Voilà le Mad Max de Kevin Costner, colosse paisible (probablement davantage qu'il ne le voudrait) de quasiment trois heures. Au début pendant presque une heure Costner est sujet et otage dans le groupe des méchants, reliés aux nazis. Ils sont racistes, anti-nègres et ambivalents. En effet ils ont quelques préoccupations culturelles, malgré leur mépris général pour ce domaine de feignasses subversives – forcément (ils brûlent des livres comme dans Fahrenheit 451). Ainsi ils aiment Shakeaspeare et plus encore le cinéma – se passent des films en grand comité, adorent vieux westerns et La mélodie du bonheur.
Leur chef était un vendeur de photocopieuses avant « la guerre » (la troisième, celle qui marque la fin de la rigolade et des 'j’apprends de mes erreurs') : il semble que les moments graves de l'Histoire, ses accidents, permettent aux hommes forts mais entravés de s'affirmer enfin.

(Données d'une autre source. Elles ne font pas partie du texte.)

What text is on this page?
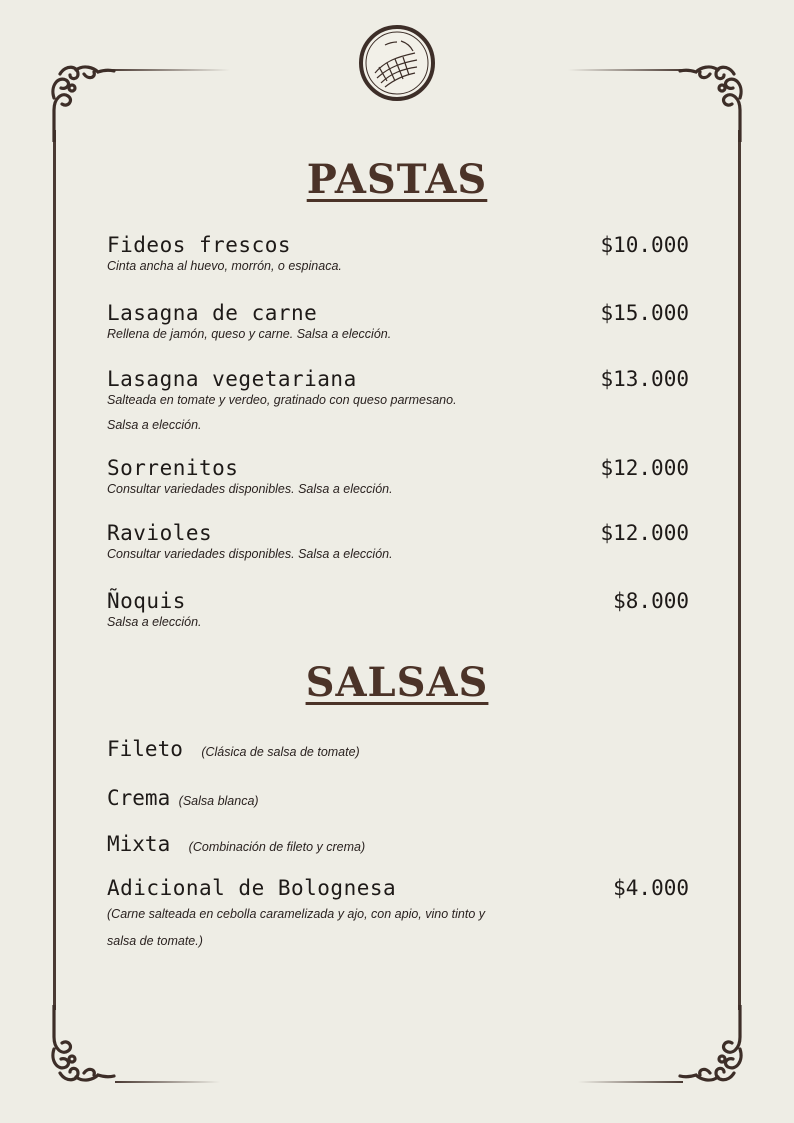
PASTAS
Fideos frescos	$10.000
Cinta ancha al huevo, morrón, o espinaca.
Lasagna de carne	$15.000
Rellena de jamón, queso y carne. Salsa a elección.
Lasagna vegetariana	$13.000
Salteada en tomate y verdeo, gratinado con queso parmesano.
Salsa a elección.
Sorrenitos	$12.000
Consultar variedades disponibles. Salsa a elección.
Ravioles	$12.000
Consultar variedades disponibles. Salsa a elección.
Ñoquis	$8.000
Salsa a elección.
SALSAS
Fileto (Clásica de salsa de tomate)
Crema (Salsa blanca)
Mixta (Combinación de fileto y crema)
Adicional de Bolognesa	$4.000
(Carne salteada en cebolla caramelizada y ajo, con apio, vino tinto y
salsa de tomate.)
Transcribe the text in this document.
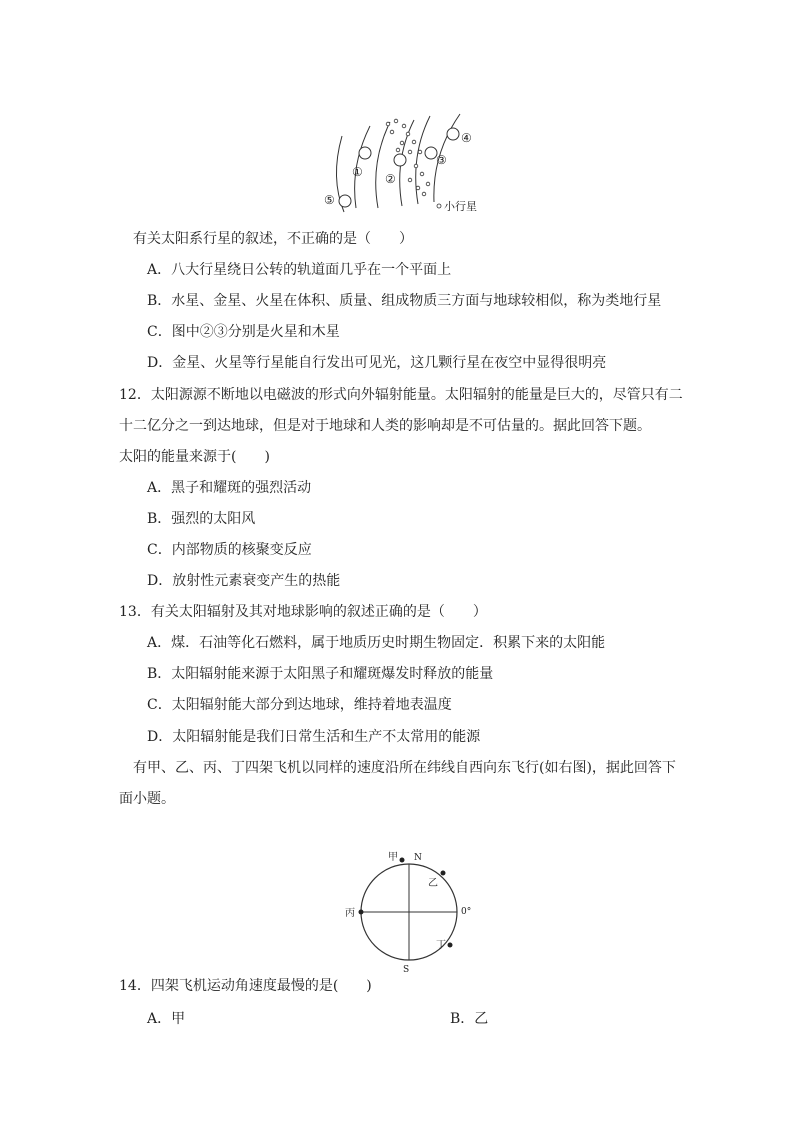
① ②
③
④
⑤	小行星
有关太阳系行星的叙述，不正确的是（　　）
A．八大行星绕日公转的轨道面几乎在一个平面上
B．水星、金星、火星在体积、质量、组成物质三方面与地球较相似，称为类地行星
C．图中②③分别是火星和木星
D．金星、火星等行星能自行发出可见光，这几颗行星在夜空中显得很明亮
12．太阳源源不断地以电磁波的形式向外辐射能量。太阳辐射的能量是巨大的，尽管只有二
十二亿分之一到达地球，但是对于地球和人类的影响却是不可估量的。据此回答下题。
太阳的能量来源于(　　)
A．黑子和耀斑的强烈活动
B．强烈的太阳风
C．内部物质的核聚变反应
D．放射性元素衰变产生的热能
13．有关太阳辐射及其对地球影响的叙述正确的是（　　）
A．煤．石油等化石燃料，属于地质历史时期生物固定．积累下来的太阳能
B．太阳辐射能来源于太阳黑子和耀斑爆发时释放的能量
C．太阳辐射能大部分到达地球，维持着地表温度
D．太阳辐射能是我们日常生活和生产不太常用的能源
有甲、乙、丙、丁四架飞机以同样的速度沿所在纬线自西向东飞行(如右图)，据此回答下
面小题。
甲 N
乙
丙	0°
丁
S
14．四架飞机运动角速度最慢的是(　　)
A．甲	B．乙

Le 'Gouverneur' dans Walking Dead (saison 3) aura un profil et une destinée similaires. Ce féodal déclaré prône le culte de la force et s'oppose aux résidus des États-Unis – car le camp des bons est éclaté mais encore mobilisé, les graines sont là, en attente d'hommes providentiels et tolérants pour germer. Car le « représentant des États-Unis restaurés » est en vérité un pieux menteur ; à tous les groupes qu'il croise il fait miroiter un réveil de la civilisation, des repères du passé. À force il s'est pris au jeu et pourrait même l'emporter – et quand il a des doutes, ses petites ouailles sont là avec leur volonté saine et candide, pour relancer sa foi.
Ce besoin d'un guide pour restaurer la liberté (qui semble pourtant désirée – recherchée, plus modestement) est une des légèretés (incohérences ?) du film – lequel puise dans les tropes optimistes habituels. Les crétins héroïques défilent et les conduites inadaptées se multiplient, le pacifisme irréaliste voire débile irradie – des traits courants dans ce cinéma transformant les 'traditional warrior' (éventuellement néo-) en réconciliateurs des communautés et rédempteur des opprimés, sans que les dégâts ou les méthodes cyniques ne viennent salir leur chemin. Postman a son charme, il est religieux – en tronquant les dogmes sévères et l'autoritarisme pour un humanisme très large et quelque peu régressif. C'est un joli essai sur les hommes de l'Histoire, qualifiés d'imposteurs, bons ou mauvais.